On November 10, 2004, according to Forbes Magazine, “Pfizer was blindsided as The New York Times reported information about a reanalysis of old data that say the drug giant’s Bextra, which is similar to Merck’s Vioxx, increased the risk of heart attacks and strokes.”
However, one has to ask, how much of a blind side could it possibly be, when Pfizer receives that asdverse reports from doctors whose patients are having these side effects, such as heart attacks and strokes? Only time will tell how much Pfizer knew before. Looking back a month, Pfizer decided to update its warning. So it appears clear that they saw this coming.
While the link to strokes and heart attacks in all patients may not be clear at this point. It seems that it is only a matter of time. Forbes receommends that the “executives should start thinking about Bextra as a lost cause, partly because it will make it easier for the company to defend Celebrex, which is Bextra’s chemical cousin and one of Pfizer’s best-selling drugs.”
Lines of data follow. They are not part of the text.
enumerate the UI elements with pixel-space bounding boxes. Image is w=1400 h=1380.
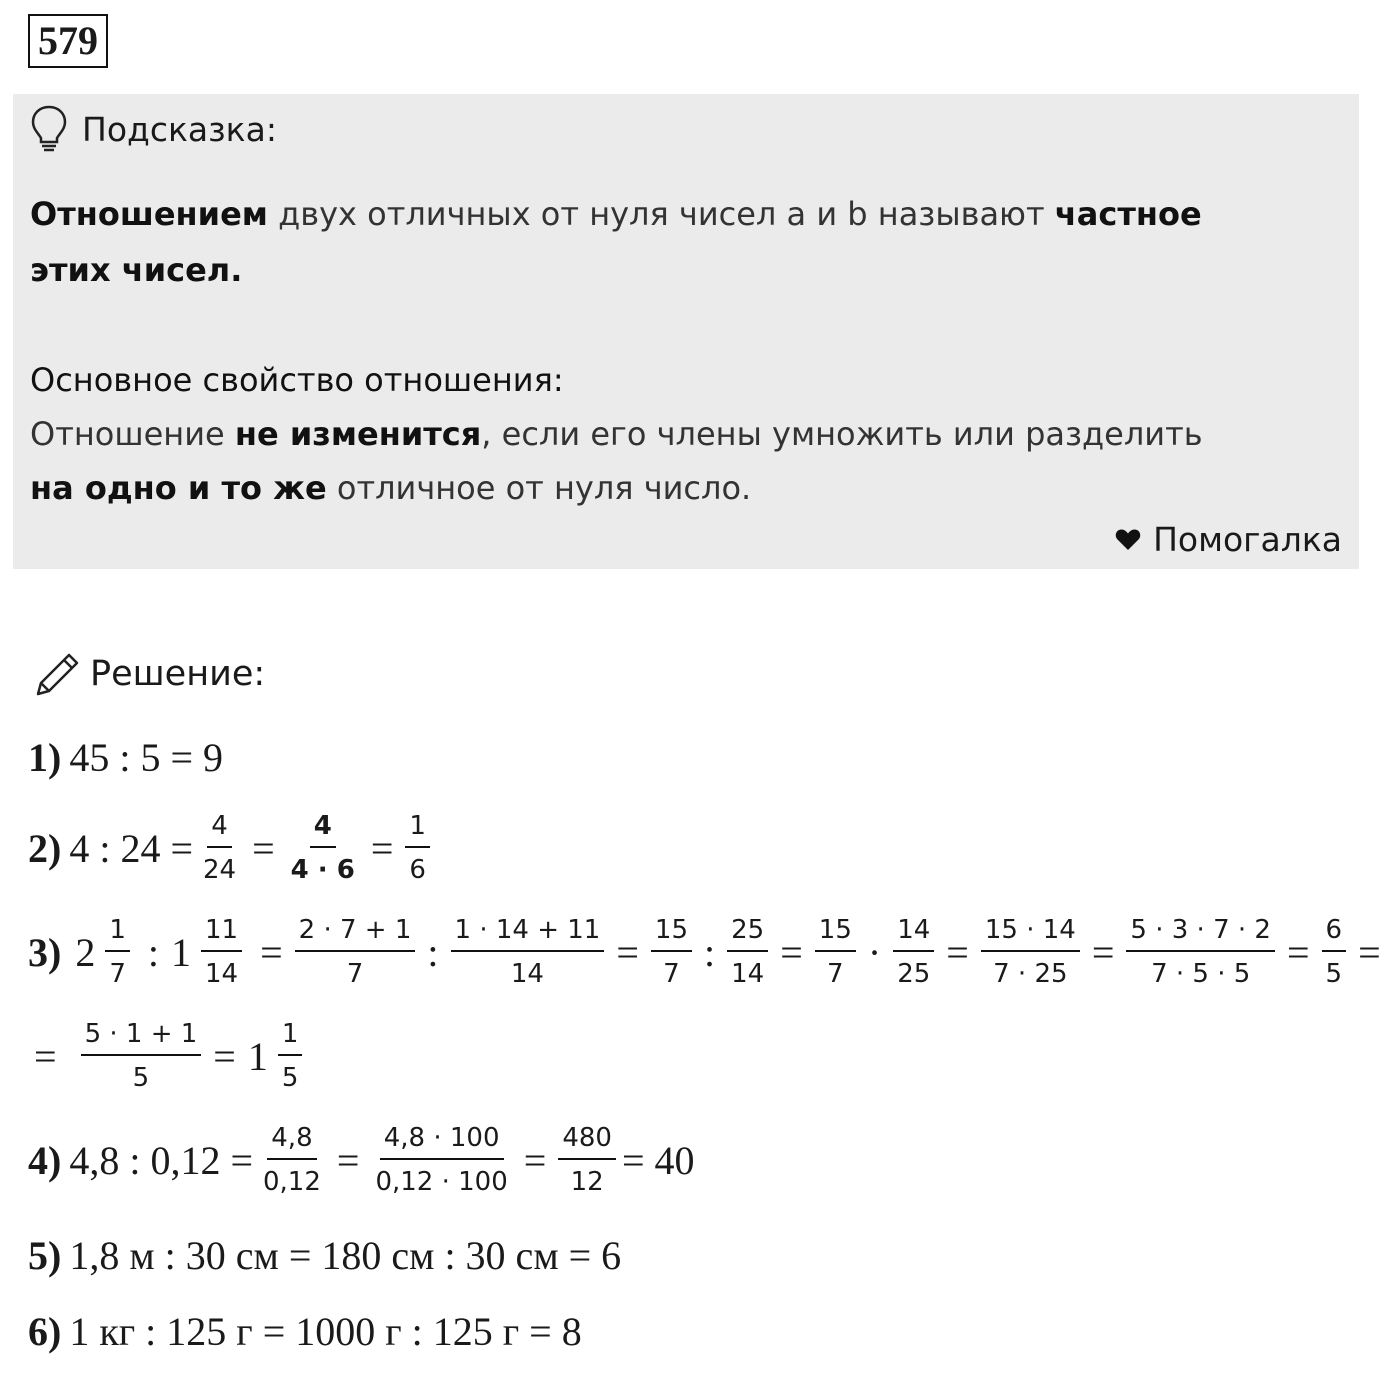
expression: 4 : 24 =: [69, 825, 193, 871]
step-number: 1): [28, 735, 62, 780]
step-number: 6): [28, 1309, 62, 1354]
fraction: $\frac{2 \cdot 7 + 1}{7}$: [295, 916, 416, 988]
fraction: $\frac{4,8}{0,12}$: [263, 1123, 321, 1197]
expression: = 40: [621, 1137, 695, 1183]
hint-text-bold: на одно и то же: [30, 469, 327, 507]
hint-title: Подсказка:: [82, 109, 277, 149]
solution-title: Решение:: [90, 654, 266, 694]
lightbulb-icon: [30, 104, 68, 154]
step-number: 3): [28, 929, 62, 975]
expression: 1,8 м : 30 см = 180 см : 30 см = 6: [69, 1233, 622, 1278]
fraction: $\frac{6}{5}$: [1322, 916, 1347, 988]
step-number: 4): [28, 1137, 62, 1183]
solution-line-1: [28, 734, 223, 781]
fraction: $\frac{15}{7}$: [815, 916, 856, 988]
mixed-number: 1 $\frac{11}{14}$: [171, 916, 248, 988]
hint-text: отличное от нуля число.: [326, 469, 752, 507]
brand-label: Помогалка: [1153, 520, 1342, 559]
fraction: $\frac{5 \cdot 3 \cdot 7 \cdot 2}{7 \cdot 5 \cdot 5}$: [1126, 916, 1275, 988]
step-number: 2): [28, 825, 62, 871]
fraction: $\frac{14}{25}$: [893, 916, 934, 988]
hint-text-bold: этих чисел.: [30, 251, 243, 289]
solution-line-6: [28, 1308, 582, 1355]
step-number: 5): [28, 1233, 62, 1278]
hint-text: двух отличных от нуля чисел a и b называют: [267, 195, 1055, 233]
hint-paragraph-1: [30, 186, 1202, 242]
solution-line-2: 2) 4 : 24 = $\frac{4}{24}$ = $\frac{4}{4 \cdot 6}$ = $\frac{1}{6}$: [28, 812, 436, 884]
fraction: $\frac{4}{4 \cdot 6}$: [290, 811, 355, 885]
hint-text-bold: не изменится: [234, 415, 482, 453]
hint-text: , если его члены умножить или разделить: [481, 415, 1203, 453]
term-quotient: частное: [1054, 195, 1202, 233]
task-number: 579: [28, 14, 108, 68]
expression: 45 : 5 = 9: [69, 735, 223, 780]
hint-paragraph-1-line2: [30, 242, 242, 298]
fraction: $\frac{15}{7}$: [651, 916, 692, 988]
hint-header: [30, 104, 277, 154]
hint-text: Отношение: [30, 415, 235, 453]
heart-icon: [1115, 528, 1141, 552]
fraction: $\frac{15 \cdot 14}{7 \cdot 25}$: [981, 916, 1080, 988]
fraction: $\frac{1 \cdot 14 + 11}{14}$: [451, 916, 605, 988]
brand: [1115, 520, 1342, 559]
fraction: $\frac{4}{24}$: [203, 811, 237, 885]
hint-paragraph-3: [30, 406, 1203, 462]
expression: 1 кг : 125 г = 1000 г : 125 г = 8: [69, 1309, 582, 1354]
solution-line-5: [28, 1232, 621, 1279]
fraction: $\frac{4,8 \cdot 100}{0,12 \cdot 100}$: [375, 1123, 508, 1197]
fraction: $\frac{480}{12}$: [558, 1124, 616, 1196]
fraction: $\frac{1}{6}$: [405, 812, 430, 884]
term-ratio: Отношением: [30, 195, 268, 233]
expression: 4,8 : 0,12 =: [69, 1137, 253, 1183]
mixed-number: 2 $\frac{1}{7}$: [75, 916, 136, 988]
solution-line-3: 3) 2 $\frac{1}{7}$ : 1 $\frac{11}{14}$ = $\frac{2 \cdot 7 + 1}{7}$ : $\frac{1 \cdot 14 + 11}{14}$ = $\frac{15}{7}$ : $\frac{25}{14}$ = $\frac{15}{7}$ · $\frac{14}{25}$ = $\frac{15 \cdot 14}{7 \cdot 25}$ = $\frac{5 \cdot 3 \cdot 7 \cdot 2}{7 \cdot 5 \cdot 5}$ = $\frac{6}{5}$ =: [28, 915, 1381, 989]
property-title: Основное свойство отношения:: [30, 361, 564, 399]
pencil-icon: [32, 650, 82, 698]
fraction: $\frac{5 \cdot 1 + 1}{5}$: [81, 1020, 202, 1092]
fraction: $\frac{25}{14}$: [727, 916, 768, 988]
hint-paragraph-4: [30, 460, 751, 516]
mixed-number: 1 $\frac{1}{5}$: [248, 1020, 309, 1092]
solution-line-3-cont: = $\frac{5 \cdot 1 + 1}{5}$ = 1 $\frac{1}{5}$: [28, 1020, 314, 1092]
solution-header: [32, 650, 265, 698]
solution-line-4: 4) 4,8 : 0,12 = $\frac{4,8}{0,12}$ = $\frac{4,8 \cdot 100}{0,12 \cdot 100}$ = $\frac{480}{12}$ = 40: [28, 1123, 695, 1197]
Pfizer is sure to be pulled intot he mix as the FDA convenes a panel to look at all Cox-2 drugs. This may actually be a boon for Pfizer, who can narrow its focus on how Celebrex may be safer, as it does not take Cox-1 and Cox-2 as far out of balance with each other. It may be better, albeit having a greater risk of ulcers.
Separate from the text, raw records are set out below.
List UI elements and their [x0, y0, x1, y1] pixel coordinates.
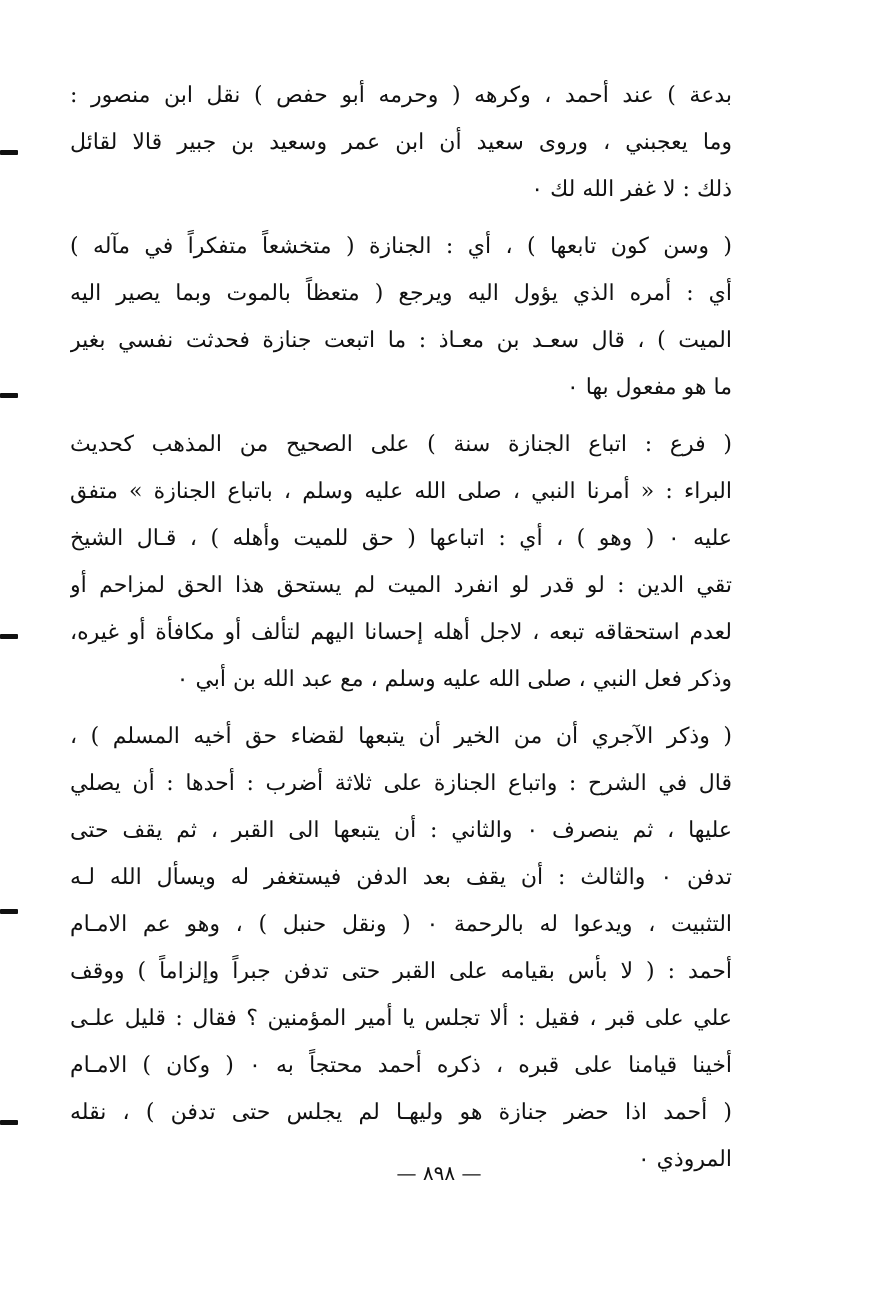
text-line: أحمد : ( لا بأس بقيامه على القبر حتى تدفن جبراً وإلزاماً ) ووقف — [70, 959, 732, 984]
text-line: ( فرع : اتباع الجنازة سنة ) على الصحيح من المذهب كحديث — [70, 432, 732, 457]
text-line: وما يعجبني ، وروى سعيد أن ابن عمر وسعيد بن جبير قالا لقائل — [70, 130, 732, 155]
text-line: علي على قبر ، فقيل : ألا تجلس يا أمير المؤمنين ؟ فقال : قليل علـى — [70, 1006, 732, 1031]
text-line: التثبيت ، ويدعوا له بالرحمة ٠ ( ونقل حنبل ) ، وهو عم الامـام — [70, 912, 732, 937]
page-number: — ٨٩٨ — — [396, 1161, 482, 1185]
text-line: ( وسن كون تابعها ) ، أي : الجنازة ( متخشعاً متفكراً في مآله ) — [70, 234, 732, 259]
document-body — [70, 72, 732, 1193]
paragraph-2 — [70, 223, 732, 411]
text-line: وذكر فعل النبي ، صلى الله عليه وسلم ، مع عبد الله بن أبي ٠ — [176, 667, 732, 692]
text-line: أي : أمره الذي يؤول اليه ويرجع ( متعظاً بالموت وبما يصير اليه — [70, 281, 732, 306]
margin-mark — [0, 634, 18, 639]
text-line: لعدم استحقاقه تبعه ، لاجل أهله إحسانا اليهم لتألف أو مكافأة أو غيره، — [70, 620, 732, 645]
text-line: الميت ) ، قال سعـد بن معـاذ : ما اتبعت جنازة فحدثت نفسي بغير — [70, 328, 732, 353]
text-line: البراء : « أمرنا النبي ، صلى الله عليه وسلم ، باتباع الجنازة » متفق — [70, 479, 732, 504]
text-line: ذلك : لا غفر الله لك ٠ — [531, 177, 732, 202]
text-line: بدعة ) عند أحمد ، وكرهه ( وحرمه أبو حفص ) نقل ابن منصور : — [70, 83, 732, 108]
text-line: قال في الشرح : واتباع الجنازة على ثلاثة أضرب : أحدها : أن يصلي — [70, 771, 732, 796]
text-line: المروذي ٠ — [637, 1147, 732, 1172]
paragraph-3 — [70, 421, 732, 703]
margin-mark — [0, 1120, 18, 1125]
text-line: ما هو مفعول بها ٠ — [566, 375, 732, 400]
margin-mark — [0, 150, 18, 155]
margin-mark — [0, 909, 18, 914]
text-line: عليه ٠ ( وهو ) ، أي : اتباعها ( حق للميت وأهله ) ، قـال الشيخ — [70, 526, 732, 551]
margin-mark — [0, 393, 18, 398]
text-line: عليها ، ثم ينصرف ٠ والثاني : أن يتبعها الى القبر ، ثم يقف حتى — [70, 818, 732, 843]
text-line: تدفن ٠ والثالث : أن يقف بعد الدفن فيستغفر له ويسأل الله لـه — [70, 865, 732, 890]
text-line: تقي الدين : لو قدر لو انفرد الميت لم يستحق هذا الحق لمزاحم أو — [70, 573, 732, 598]
text-line: ( أحمد اذا حضر جنازة هو وليهـا لم يجلس حتى تدفن ) ، نقله — [70, 1100, 732, 1125]
text-line: أخينا قيامنا على قبره ، ذكره أحمد محتجاً به ٠ ( وكان ) الامـام — [70, 1053, 732, 1078]
paragraph-1 — [70, 72, 732, 213]
paragraph-4 — [70, 713, 732, 1183]
text-line: ( وذكر الآجري أن من الخير أن يتبعها لقضاء حق أخيه المسلم ) ، — [70, 724, 732, 749]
The information was release by Dr. Garret FitzGerald, a pharmacologist at the University of Pennsylvania, in a lecture he was giving here at the American Heart Association’s annual meeting. However, it is not a detailed study, and only a retrospective looking back at data. Pfizer has already admitted that open heart surgery data showed an increased risk of heart attack and stroke in those patients. Pfizer disclosed information about those studies in increased warning letters approved by the FDA and sent to doctors on Oct. 15.
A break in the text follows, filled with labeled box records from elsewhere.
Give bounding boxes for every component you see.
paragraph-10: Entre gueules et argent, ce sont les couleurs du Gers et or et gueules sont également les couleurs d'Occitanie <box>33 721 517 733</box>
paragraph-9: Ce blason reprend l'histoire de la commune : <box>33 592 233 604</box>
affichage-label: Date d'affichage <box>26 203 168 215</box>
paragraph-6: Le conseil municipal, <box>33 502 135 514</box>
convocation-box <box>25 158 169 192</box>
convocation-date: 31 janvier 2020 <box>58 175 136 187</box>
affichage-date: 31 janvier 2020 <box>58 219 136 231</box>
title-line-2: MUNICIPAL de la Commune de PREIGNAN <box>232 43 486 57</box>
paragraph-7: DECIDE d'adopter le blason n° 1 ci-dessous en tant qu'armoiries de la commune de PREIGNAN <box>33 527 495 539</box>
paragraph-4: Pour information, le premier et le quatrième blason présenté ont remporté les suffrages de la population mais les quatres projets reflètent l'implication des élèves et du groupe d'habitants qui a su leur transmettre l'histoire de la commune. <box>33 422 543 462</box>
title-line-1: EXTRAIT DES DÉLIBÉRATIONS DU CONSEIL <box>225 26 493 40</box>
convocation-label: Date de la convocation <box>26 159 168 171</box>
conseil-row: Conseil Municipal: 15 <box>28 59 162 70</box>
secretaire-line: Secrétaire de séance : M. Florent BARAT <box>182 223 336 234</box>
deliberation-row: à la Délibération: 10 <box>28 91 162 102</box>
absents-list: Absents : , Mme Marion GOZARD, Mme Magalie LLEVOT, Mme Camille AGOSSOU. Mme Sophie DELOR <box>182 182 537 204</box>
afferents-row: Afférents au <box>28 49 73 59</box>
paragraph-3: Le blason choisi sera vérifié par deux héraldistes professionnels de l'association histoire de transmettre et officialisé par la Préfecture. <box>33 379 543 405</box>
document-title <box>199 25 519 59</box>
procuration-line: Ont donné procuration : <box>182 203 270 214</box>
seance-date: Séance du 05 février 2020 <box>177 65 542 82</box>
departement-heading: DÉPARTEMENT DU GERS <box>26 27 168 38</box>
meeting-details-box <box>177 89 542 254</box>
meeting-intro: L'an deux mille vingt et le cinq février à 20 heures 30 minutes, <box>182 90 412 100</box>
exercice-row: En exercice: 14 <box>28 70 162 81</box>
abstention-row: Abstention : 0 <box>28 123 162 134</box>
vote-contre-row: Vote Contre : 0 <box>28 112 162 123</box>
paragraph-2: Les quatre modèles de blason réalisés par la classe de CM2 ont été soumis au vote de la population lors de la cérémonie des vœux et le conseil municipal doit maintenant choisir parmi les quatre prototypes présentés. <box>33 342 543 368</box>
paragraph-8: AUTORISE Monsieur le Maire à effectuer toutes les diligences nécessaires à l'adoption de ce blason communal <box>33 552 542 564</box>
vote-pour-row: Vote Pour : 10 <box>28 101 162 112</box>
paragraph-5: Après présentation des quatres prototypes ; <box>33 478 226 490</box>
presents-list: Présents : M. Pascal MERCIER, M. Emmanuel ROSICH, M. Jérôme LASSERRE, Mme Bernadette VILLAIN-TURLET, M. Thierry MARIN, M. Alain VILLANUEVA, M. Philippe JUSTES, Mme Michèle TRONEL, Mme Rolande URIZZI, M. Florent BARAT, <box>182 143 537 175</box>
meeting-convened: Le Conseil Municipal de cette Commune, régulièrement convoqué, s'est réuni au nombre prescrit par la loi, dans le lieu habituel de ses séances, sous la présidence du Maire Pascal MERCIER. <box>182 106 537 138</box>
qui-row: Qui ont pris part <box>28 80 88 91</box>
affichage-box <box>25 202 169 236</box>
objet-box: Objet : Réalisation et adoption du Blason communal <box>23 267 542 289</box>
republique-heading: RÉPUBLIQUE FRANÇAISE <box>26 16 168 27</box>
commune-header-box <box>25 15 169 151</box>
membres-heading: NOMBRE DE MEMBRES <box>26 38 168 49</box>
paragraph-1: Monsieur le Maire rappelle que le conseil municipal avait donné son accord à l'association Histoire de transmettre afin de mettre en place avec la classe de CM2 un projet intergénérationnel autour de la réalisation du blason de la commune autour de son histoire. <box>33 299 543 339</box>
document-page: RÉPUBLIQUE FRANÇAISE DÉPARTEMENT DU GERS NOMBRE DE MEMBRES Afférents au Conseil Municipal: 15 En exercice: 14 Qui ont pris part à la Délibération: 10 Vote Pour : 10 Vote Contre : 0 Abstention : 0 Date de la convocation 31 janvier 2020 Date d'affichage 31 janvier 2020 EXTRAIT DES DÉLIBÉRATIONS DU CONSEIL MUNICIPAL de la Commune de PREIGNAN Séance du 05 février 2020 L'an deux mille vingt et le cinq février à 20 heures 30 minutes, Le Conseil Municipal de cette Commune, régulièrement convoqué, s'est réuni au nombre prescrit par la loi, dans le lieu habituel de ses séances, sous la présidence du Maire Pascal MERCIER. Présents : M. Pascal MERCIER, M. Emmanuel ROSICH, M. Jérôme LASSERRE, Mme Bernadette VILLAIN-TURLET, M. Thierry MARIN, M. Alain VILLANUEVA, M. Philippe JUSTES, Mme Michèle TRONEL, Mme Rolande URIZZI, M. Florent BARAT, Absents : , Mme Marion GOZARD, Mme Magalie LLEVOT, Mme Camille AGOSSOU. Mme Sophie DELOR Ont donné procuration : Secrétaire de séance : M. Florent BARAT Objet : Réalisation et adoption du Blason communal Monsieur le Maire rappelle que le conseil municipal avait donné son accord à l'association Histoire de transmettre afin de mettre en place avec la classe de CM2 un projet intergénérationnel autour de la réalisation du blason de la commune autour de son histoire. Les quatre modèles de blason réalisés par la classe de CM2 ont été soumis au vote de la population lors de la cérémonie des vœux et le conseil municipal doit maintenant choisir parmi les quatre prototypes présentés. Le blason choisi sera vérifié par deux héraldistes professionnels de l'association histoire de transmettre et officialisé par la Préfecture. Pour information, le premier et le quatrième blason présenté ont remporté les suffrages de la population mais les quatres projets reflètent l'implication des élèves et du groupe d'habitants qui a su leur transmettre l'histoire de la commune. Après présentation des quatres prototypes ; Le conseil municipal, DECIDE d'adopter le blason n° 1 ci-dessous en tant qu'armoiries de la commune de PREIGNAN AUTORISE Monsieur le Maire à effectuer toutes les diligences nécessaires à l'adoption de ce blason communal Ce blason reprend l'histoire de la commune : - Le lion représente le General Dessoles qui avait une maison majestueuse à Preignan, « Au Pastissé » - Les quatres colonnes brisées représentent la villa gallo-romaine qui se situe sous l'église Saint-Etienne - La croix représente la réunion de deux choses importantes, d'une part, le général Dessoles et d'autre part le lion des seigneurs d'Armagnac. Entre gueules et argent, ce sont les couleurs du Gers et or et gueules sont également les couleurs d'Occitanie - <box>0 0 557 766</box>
According to Forbes, “FitzGerald and two colleagues used statistical methods to try to make sure that he wasn’t mixing apples and oranges by adding data about patients with arthritis, but he says the risk was certainly driven by the open heart surgery patients. In the first open heart surgery paper, patients were 3.5 times more likely to have heart attacks than those on a sugar pill. In the second, the risk was 2.88 times higher. In the third study, of arthritis patients, the risk was 1.77 times higher, according to slides presented by FitzGerald.”
What is needed now is further study. Meanwhile, those injured by this drug will wonder why further study was not done sooner. Pfizer is trying to defend itself, claiming that meta-analysis shows the drug is safe.
FitzGerald calls for better warnings, rather than a withdrawal of the drug. In this way, a doctor can exercise his sound judgment in determining if the risks are worth the medical effectiveness of the drug. Pfizer may need to act fast in putting this warning out, so that patients are given the risks and choices of alternatives.